We Can Never Go Home #1 is a superhero original set against the aesthetic of the 1980s with an ending that set it apart from other similar stories.
WE CAN NEVER GO HOME #1
Writers: Patrick Kindlon and Matthew Rosenberg
Artist: Josh Hood
Publisher: Black Mask Studios
Cover Price: $3.99
NOT NEW BUT STILL NEAT
We Can Never Go Home #1 debuts the writing team of Patrick Kindlon and Matthew Rosenberg as they debut two characters – Maddie and Duncan – that are growing into their abilities as superhumans during some of the most difficult years of their lives. Certainly the story of characters who manifest powers during their teenaged years I not a wholly original one, but Kindlon and Rosenberg have penned compelling characters and excel at raising the stakes throughout the course of this issue.
In typical teenaged fashion both Maddie and Duncan consider themselves terminally unique and utterly unable to be comprehended by their peers when readers meet them in We Can Never Go Home #1. Kinlon and Rosenberg have imbued classic teenaged attitudes in their protagonists, but they’ve earned these feelings of isolation a little more than their real life contemporaries – Maddie and Duncan have powers.
We Can Never Go Home #1 falls into the John Hughes tropes of having the male and female lead come from different economic background with different levels of respect to and from their parents that manifest in their behaviours. For example, Duncan comes from an abusive household, he’s unpopular and channels his feelings by shooting at bottles and cans at the opening of the book. These opposites attract Duncan and Maddie to each other, in addition to their kinship as metahumans.
Kinlon and Rosenberg have a nice little mystery going in We Can Never Go Home #1 in regards to their protagonists’ powers. Maddie’s energy manipulation is revealed in the first few pages of the issue where Duncan’s abilities are only alluded to.
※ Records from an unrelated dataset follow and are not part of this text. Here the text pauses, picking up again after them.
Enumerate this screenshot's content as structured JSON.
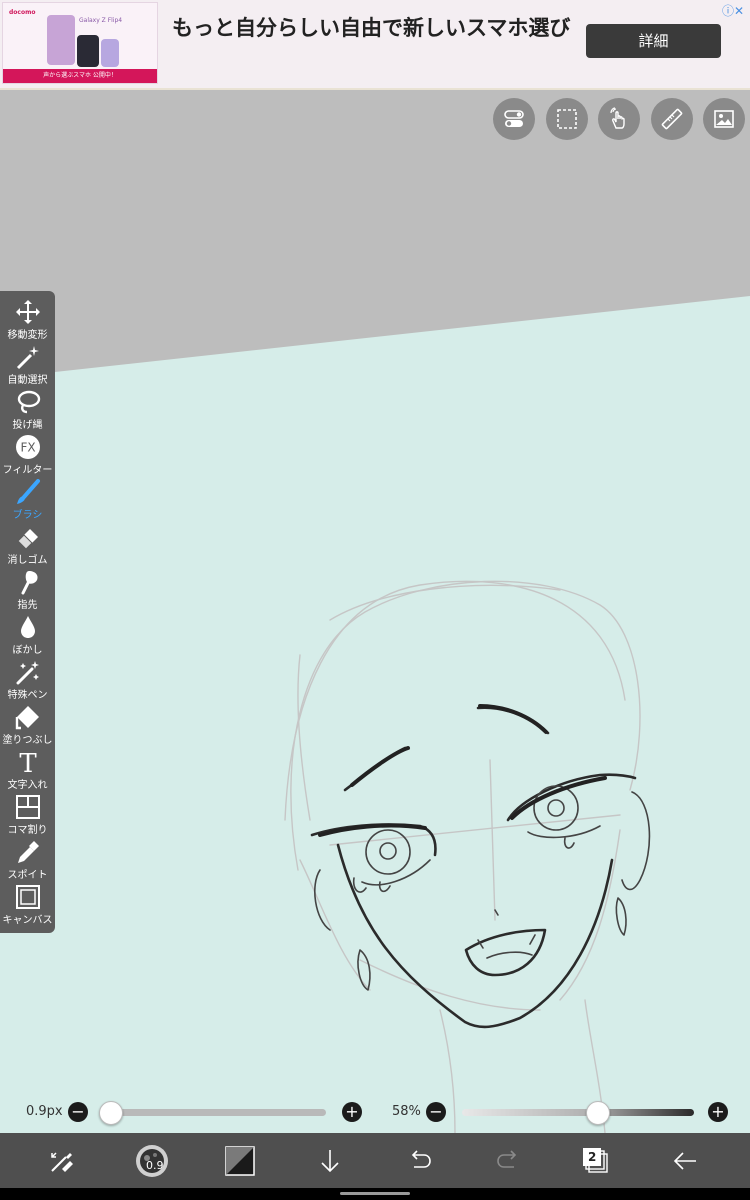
{
  "ad": {
    "headline": "もっと自分らしい自由で新しいスマホ選び",
    "button": "詳細",
    "thumb_brand": "docomo",
    "thumb_model": "Galaxy Z Flip4",
    "thumb_footer": "声から選ぶスマホ 公開中！"
  },
  "top_tools": [
    {
      "name": "toggle-icon"
    },
    {
      "name": "selection-icon"
    },
    {
      "name": "hand-gesture-icon"
    },
    {
      "name": "ruler-icon"
    },
    {
      "name": "image-icon"
    }
  ],
  "tools": [
    {
      "label": "移動変形",
      "icon": "move-icon"
    },
    {
      "label": "自動選択",
      "icon": "magic-wand-icon"
    },
    {
      "label": "投げ縄",
      "icon": "lasso-icon"
    },
    {
      "label": "フィルター",
      "icon": "fx-icon"
    },
    {
      "label": "ブラシ",
      "icon": "brush-icon",
      "active": true
    },
    {
      "label": "消しゴム",
      "icon": "eraser-icon"
    },
    {
      "label": "指先",
      "icon": "finger-icon"
    },
    {
      "label": "ぼかし",
      "icon": "blur-drop-icon"
    },
    {
      "label": "特殊ペン",
      "icon": "special-pen-icon"
    },
    {
      "label": "塗りつぶし",
      "icon": "fill-icon"
    },
    {
      "label": "文字入れ",
      "icon": "text-icon"
    },
    {
      "label": "コマ割り",
      "icon": "panel-icon"
    },
    {
      "label": "スポイト",
      "icon": "eyedropper-icon"
    },
    {
      "label": "キャンバス",
      "icon": "canvas-icon"
    }
  ],
  "sliders": {
    "brush_size": {
      "label": "0.9px",
      "value": 0.0
    },
    "opacity": {
      "label": "58%",
      "value": 0.58
    }
  },
  "bottom_bar": {
    "brush_size_badge": "0.9",
    "layer_count": "2"
  },
  "colors": {
    "canvas_bg": "#d6ede9",
    "outside_bg": "#bdbdbd",
    "toolbar_bg": "#5d5d5d",
    "active_tool": "#3ba6ff",
    "bottom_bar_bg": "#4f4f4f"
  }
}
There is strong circumstantial evidence given that Duncan does, in fact, have powers and that they are potentially highly volatile, but at no point do readers get the chance to see them in action – the hope being that the story’s drama will accelerate to a point where Duncan is forced to use them.
By the end of We Can Never Go Home #1 Maddie and Duncan find themselves physically set aside from their contemporaries – and, really, everyone they have ever known – when they are accidentally partners in homicide. The stakes have jumped drastically from being alone to finding a compatriot to allying together against everyone else in the world. Kindlon and Rosenberg have Maddie and Duncan poised to do great things and to struggle along the way in the coming series.
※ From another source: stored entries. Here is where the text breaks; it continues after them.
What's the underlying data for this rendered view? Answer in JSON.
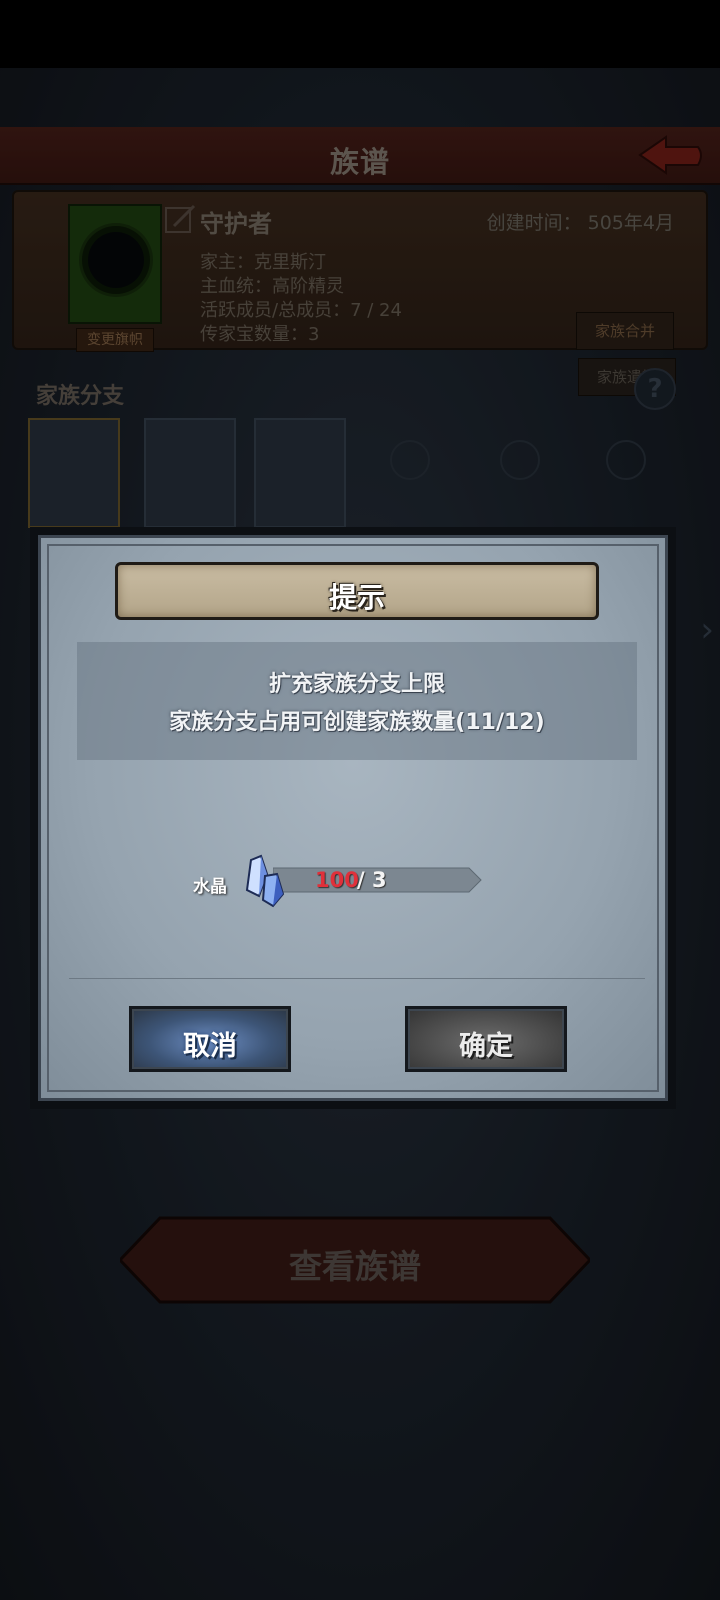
{
  "header": {
    "title": "族谱"
  },
  "family": {
    "name": "守护者",
    "created": "创建时间： 505年4月",
    "lord": "家主：克里斯汀",
    "bloodline": "主血统：高阶精灵",
    "members": "活跃成员/总成员：7 / 24",
    "heirlooms": "传家宝数量：3",
    "change_banner": "变更旗帜",
    "merge": "家族合并",
    "dissolve": "家族遣散"
  },
  "branches": {
    "label": "家族分支",
    "help": "?"
  },
  "view_tree": "查看族谱",
  "dialog": {
    "title": "提示",
    "message_line1": "扩充家族分支上限",
    "message_line2": "家族分支占用可创建家族数量(11/12)",
    "cost": {
      "label": "水晶",
      "have": "100",
      "need": "/ 3"
    },
    "cancel": "取消",
    "confirm": "确定"
  },
  "colors": {
    "cancel_button": "#3d5577",
    "confirm_button": "#4d4d4d",
    "have_amount": "#e0303a"
  }
}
We Can Never Go Home #1 might not be a new story to be told in the comics medium, but it’s a good one to read that’s been well plotted.
GOOD ART
Josh Hood provides the art for We Can Never Be Alone #1 and he does a solid job. The design of the characters and settings are very cool, if not entirely retro. The story is set in the 1980s, but the art style very reminiscent of other artists working in the industry today (David Aja comes to mind), it’s very polished.
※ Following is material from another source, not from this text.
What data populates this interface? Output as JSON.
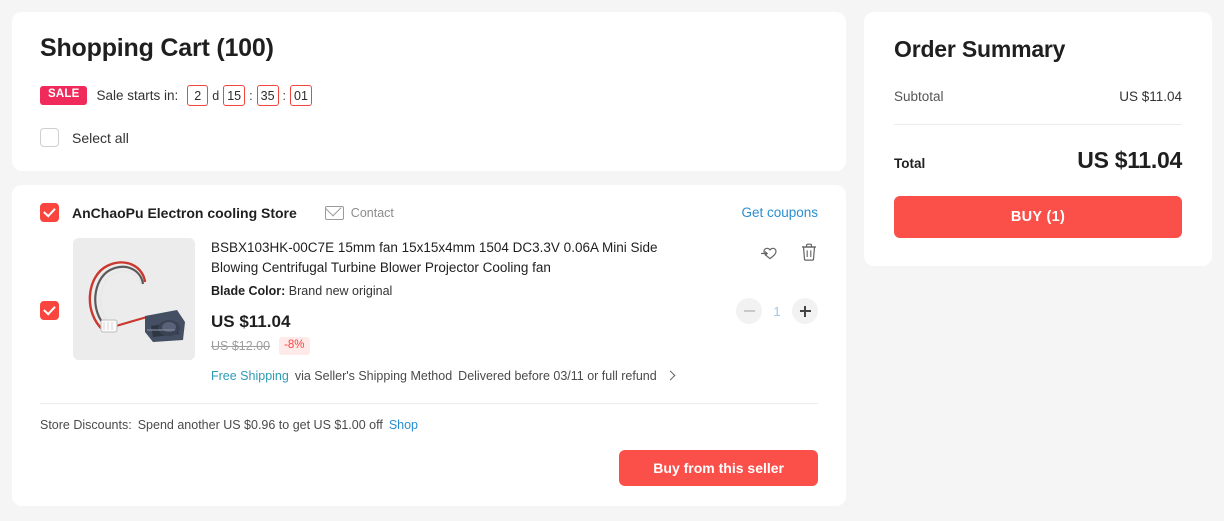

Duncan and Maddie great character designs. Hood has given the most care to their design and it really shows. They’re fun to look at, they stand out in the crowds they often share scenes with, but, by the same token, Duncan and Maddie make it clear when Hood has spent less time designing their peers. Some of the characters in We Can Never Go Home #1 have expressions that border on cartoonish and really don’t belong in the same world that the events of the story are taking place in. It’s really too bad because in panels when this manifests it’s really quite jarring.
The rest of the design of We Can Never Go Home #1 is solid. Aside from walkmen and lack of cellphones it doesn’t have much indicative of the time period wherein it’s set, but the art is nice to look at.
BOTTOM LINE: PRETTY GOOD FIRST ISSUE
We Can Never Go Home #1 is a good first issue with a solid story. There’s nothing wholly remarkable about it, but what’s put on the page is fun stuff.